Insomma, è un fatto che non stiate dando alcuna chance alla diplomazia. 
«Al contrario. Personalmente vorrei tanto avere una soluzione negoziata e saluto l’iniziativa del governo italiano, che ha appena proposto un piano. Possiamo non essere d’accordo con alcune idee, ma l’iniziativa va lodata ed è utile. Ci sono Paesi e leader in Europa che vogliono mettere fine a questa guerra senza una sconfitta per nessuno dei due contendenti, ma con un compromesso: fra questi sono Draghi, Macron e Scholz. Ma sfortunatamente il Regno Unito, la Polonia, i Paesi baltici insieme agli americani vogliono una guerra di attrito e la sconfitta strategica della Russia». 
Vuol dire che l’iniziativa italiana è frenata da questi Paesi? 
«Mi pare ovvio. La Russia è pronta. Sono stati gli ucraini a lasciare il tavolo negoziale, perché gli Usa e il Regno Unito li hanno incoraggiati a massimizzare le loro richieste. La nostra posizione non è mai ufficialmente cambiata da prima del conflitto: Crimea, Donbass, status neutrale, demilitarizzazione». 
Come reagirete all’ingresso di Finlandia e Svezia nella Nato? Putin è sembrato minimizzarne l’impatto. 
«È una deliberata e voluta violazione delle linee rosse indicate dalla Russia, un’altra prova dell’intenzione di umiliarci. Naturalmente ci saranno cambiamenti: la Finlandia non sarà più considerata un partner e un Paese amico. La Russia militarizzerà molto di più il Nord-Ovest e in particolare la Carelia, come reazione al disequilibrio che emerge nella regione e al tentativo di fare del Baltico un mare interno alla Nato. Il confine russo-finlandese non sarà più una frontiera amichevole e la Finlandia sarà un potenziale teatro di guerra, anche se fosse solo una cyberwar. Nel caso poi di truppe o basi Nato in Finlandia, allora non ho dubbi che la Russia spiegherebbe e punterebbe armi nucleari tattiche contro la Finlandia». 
Ma la società russa è disposta ad accettare una guerra protratta? 

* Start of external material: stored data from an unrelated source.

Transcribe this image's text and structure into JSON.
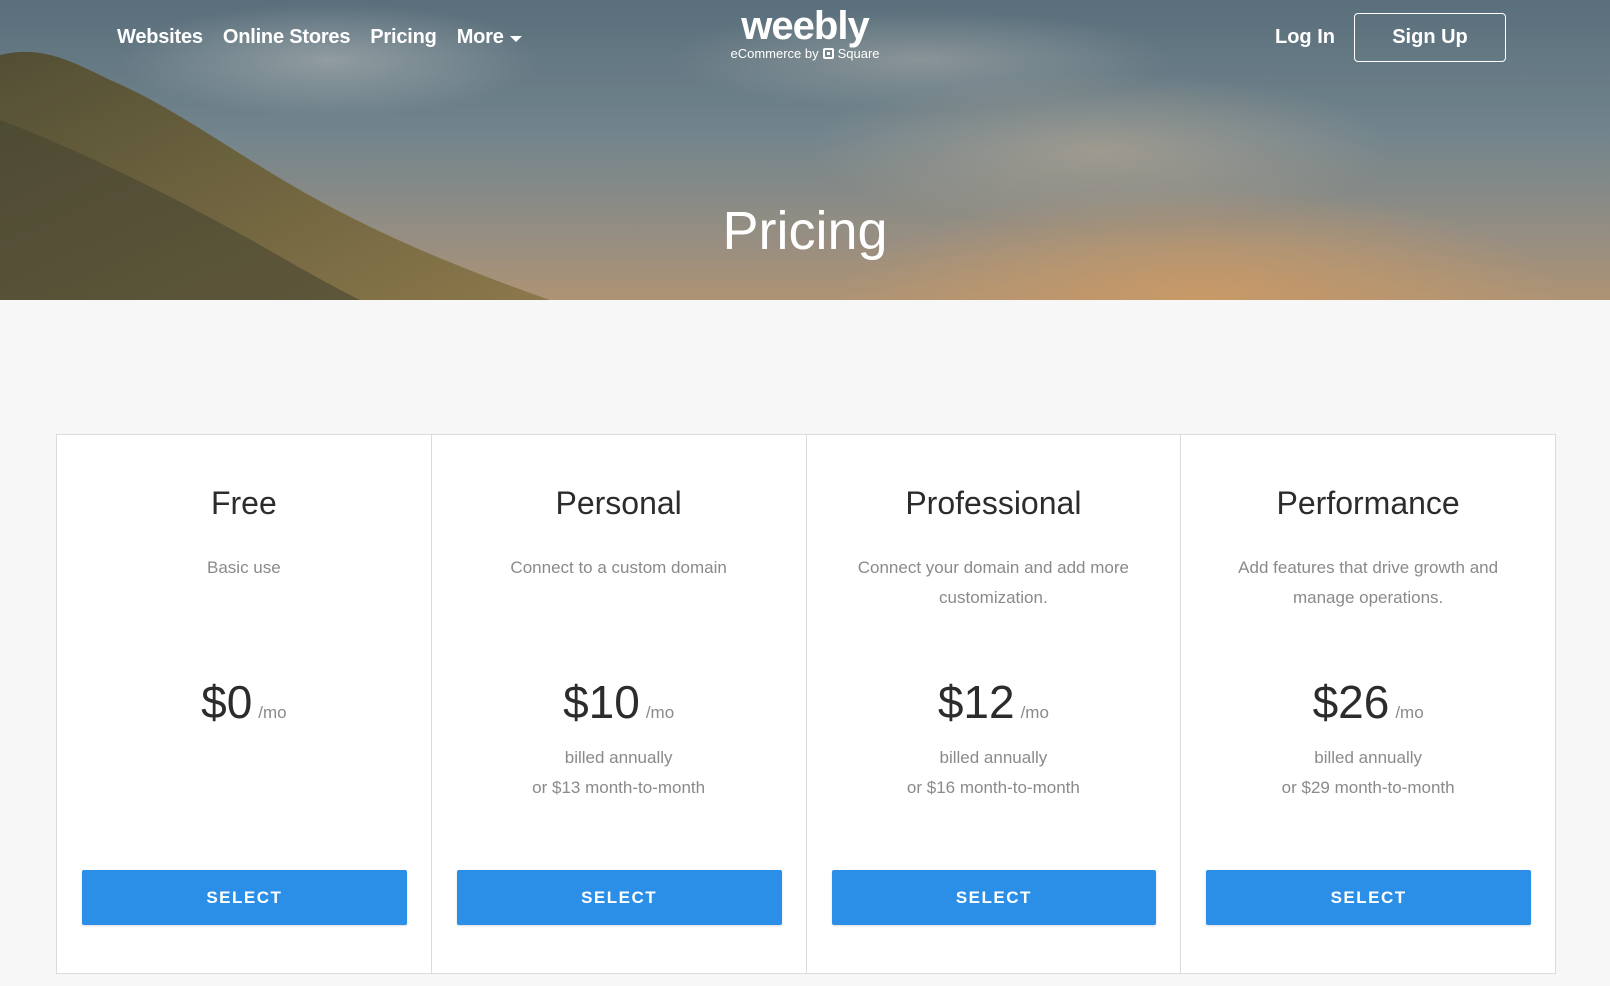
{
  "header": {
    "nav": [
      {
        "label": "Websites"
      },
      {
        "label": "Online Stores"
      },
      {
        "label": "Pricing"
      },
      {
        "label": "More",
        "has_dropdown": true
      }
    ],
    "logo": {
      "wordmark": "weebly",
      "tagline_prefix": "eCommerce by",
      "tagline_brand": "Square"
    },
    "login_label": "Log In",
    "signup_label": "Sign Up"
  },
  "hero": {
    "title": "Pricing"
  },
  "plans": [
    {
      "name": "Free",
      "description": "Basic use",
      "price": "$0",
      "unit": "/mo",
      "billing_line1": "",
      "billing_line2": "",
      "button": "SELECT"
    },
    {
      "name": "Personal",
      "description": "Connect to a custom domain",
      "price": "$10",
      "unit": "/mo",
      "billing_line1": "billed annually",
      "billing_line2": "or $13 month-to-month",
      "button": "SELECT"
    },
    {
      "name": "Professional",
      "description": "Connect your domain and add more customization.",
      "price": "$12",
      "unit": "/mo",
      "billing_line1": "billed annually",
      "billing_line2": "or $16 month-to-month",
      "button": "SELECT"
    },
    {
      "name": "Performance",
      "description": "Add features that drive growth and manage operations.",
      "price": "$26",
      "unit": "/mo",
      "billing_line1": "billed annually",
      "billing_line2": "or $29 month-to-month",
      "button": "SELECT"
    }
  ],
  "colors": {
    "accent": "#2b8fe8",
    "background": "#f7f7f7",
    "muted_text": "#8a8a8a"
  }
}
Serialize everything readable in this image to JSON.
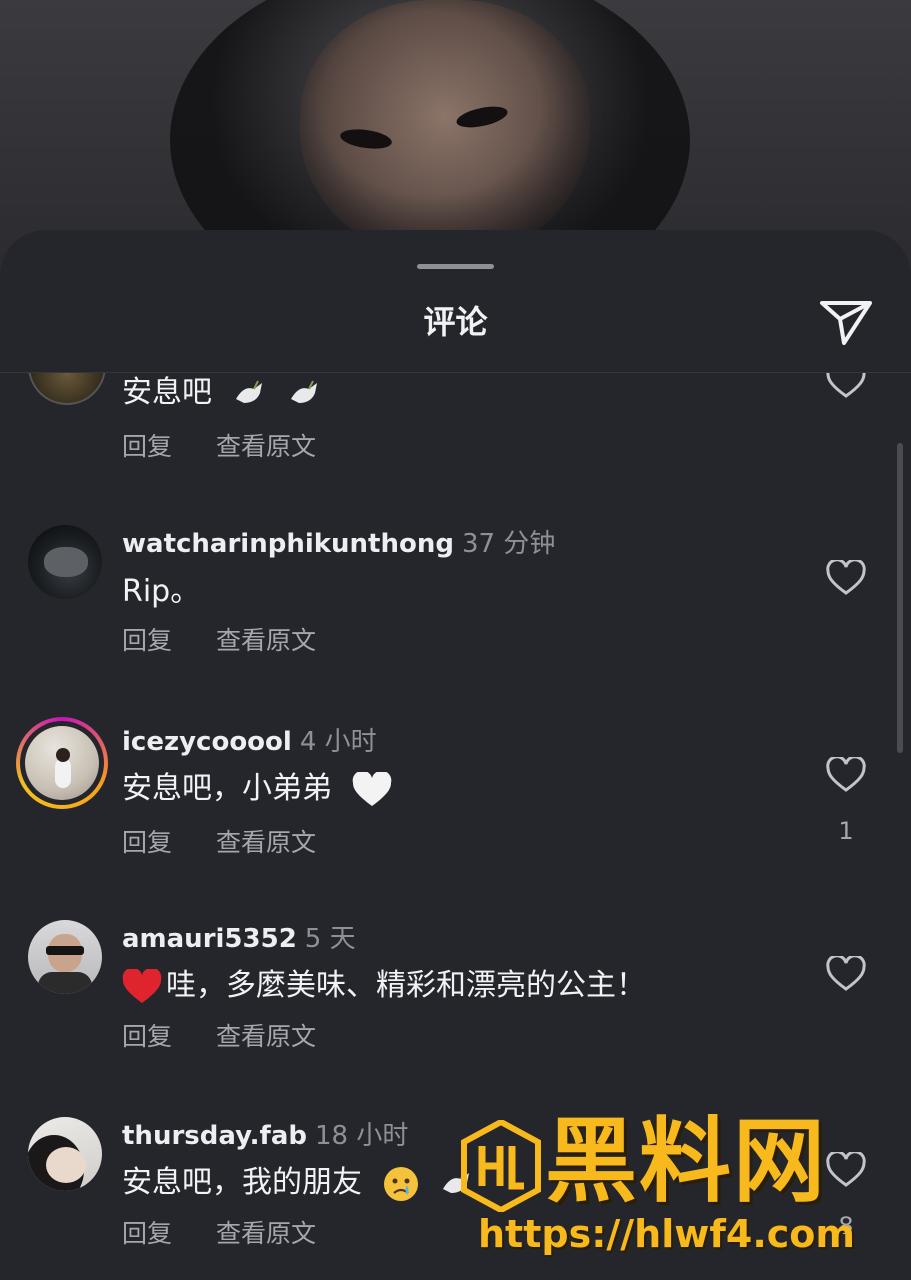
{
  "header": {
    "title": "评论"
  },
  "comments": [
    {
      "username": "",
      "time": "",
      "text": "安息吧",
      "doves": 2,
      "reply": "回复",
      "view_original": "查看原文",
      "likes": ""
    },
    {
      "username": "watcharinphikunthong",
      "time": "37 分钟",
      "text": "Rip。",
      "reply": "回复",
      "view_original": "查看原文",
      "likes": ""
    },
    {
      "username": "icezycooool",
      "time": "4 小时",
      "text": "安息吧，小弟弟",
      "reply": "回复",
      "view_original": "查看原文",
      "likes": "1"
    },
    {
      "username": "amauri5352",
      "time": "5 天",
      "text": "哇，多麼美味、精彩和漂亮的公主！",
      "reply": "回复",
      "view_original": "查看原文",
      "likes": ""
    },
    {
      "username": "thursday.fab",
      "time": "18 小时",
      "text": "安息吧，我的朋友",
      "reply": "回复",
      "view_original": "查看原文",
      "likes": "8"
    }
  ],
  "watermark": {
    "name": "黑料网",
    "url": "https://hlwf4.com"
  },
  "colors": {
    "sheet": "#24262b",
    "accent_watermark": "#f7b91c",
    "story_ring_start": "#c913b9",
    "story_ring_end": "#f8a11c"
  }
}
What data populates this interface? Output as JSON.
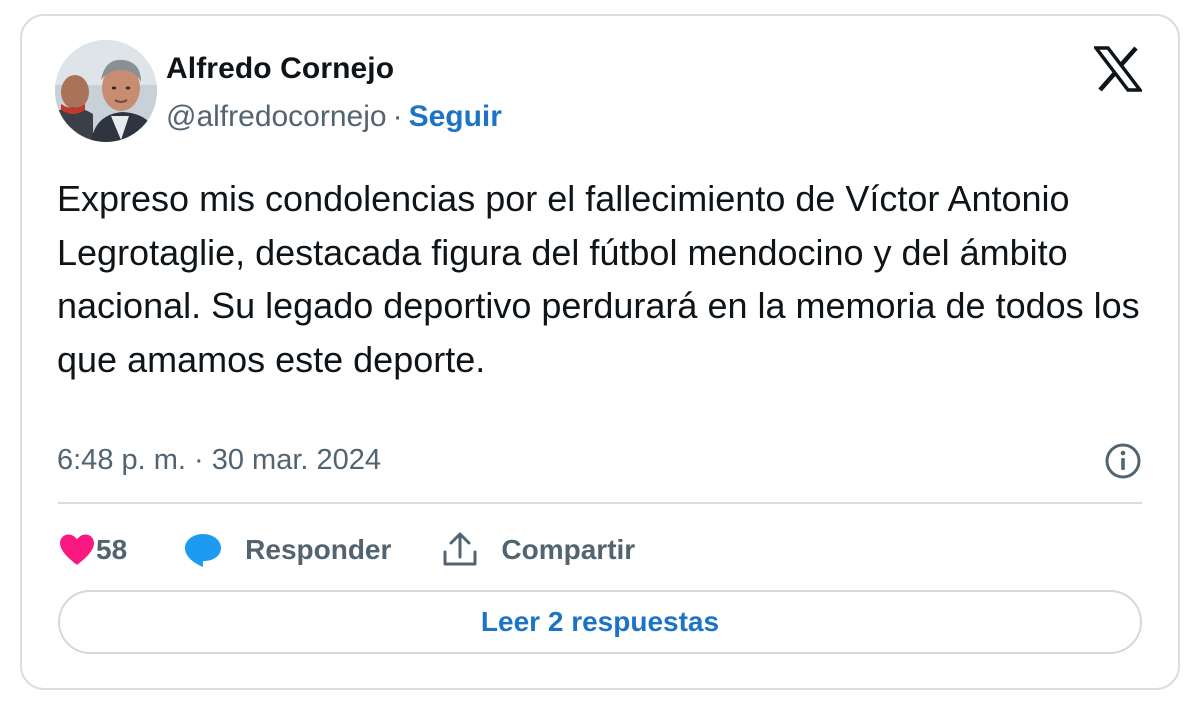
{
  "author": {
    "name": "Alfredo Cornejo",
    "handle": "@alfredocornejo",
    "separator": "·",
    "follow_label": "Seguir"
  },
  "tweet": {
    "text": "Expreso mis condolencias por el fallecimiento de Víctor Antonio Legrotaglie, destacada figura del fútbol mendocino y del ámbito nacional. Su legado deportivo perdurará en la memoria de todos los que amamos este deporte.",
    "timestamp": "6:48 p. m. · 30 mar. 2024"
  },
  "actions": {
    "like_count": "58",
    "reply_label": "Responder",
    "share_label": "Compartir"
  },
  "replies_button": "Leer 2 respuestas",
  "icons": {
    "logo": "x-logo-icon",
    "info": "info-icon",
    "like": "heart-icon",
    "reply": "speech-bubble-icon",
    "share": "share-upload-icon"
  },
  "colors": {
    "link_blue": "#1d74c6",
    "heart_pink": "#f91880",
    "reply_blue": "#1d9bf0",
    "secondary_text": "#536471",
    "border": "#d8dee2"
  }
}
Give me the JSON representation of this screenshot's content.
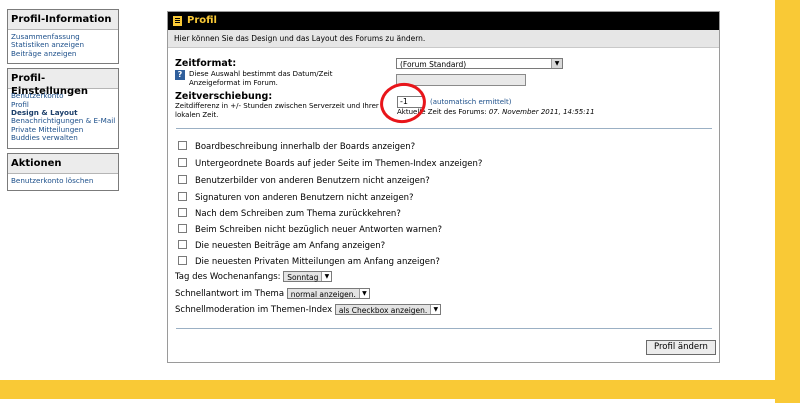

«La società russa a mio avviso è su una posizione ambigua o meglio contraddittoria. Da un lato, c’è un forte appoggio alla guerra e molti hanno cominciato ad accettare la narrazione ufficiale, secondo cui quella in Ucraina è una guerra patriottica della Russia contro l’Occidente, per la sua sopravvivenza. Allo stesso tempo, non vedo una disponibilità della maggioranza della popolazione a cambiare il proprio stile di vita e a fare sacrifici. E questo spiega la riluttanza del Cremlino a lanciare una mobilitazione generale».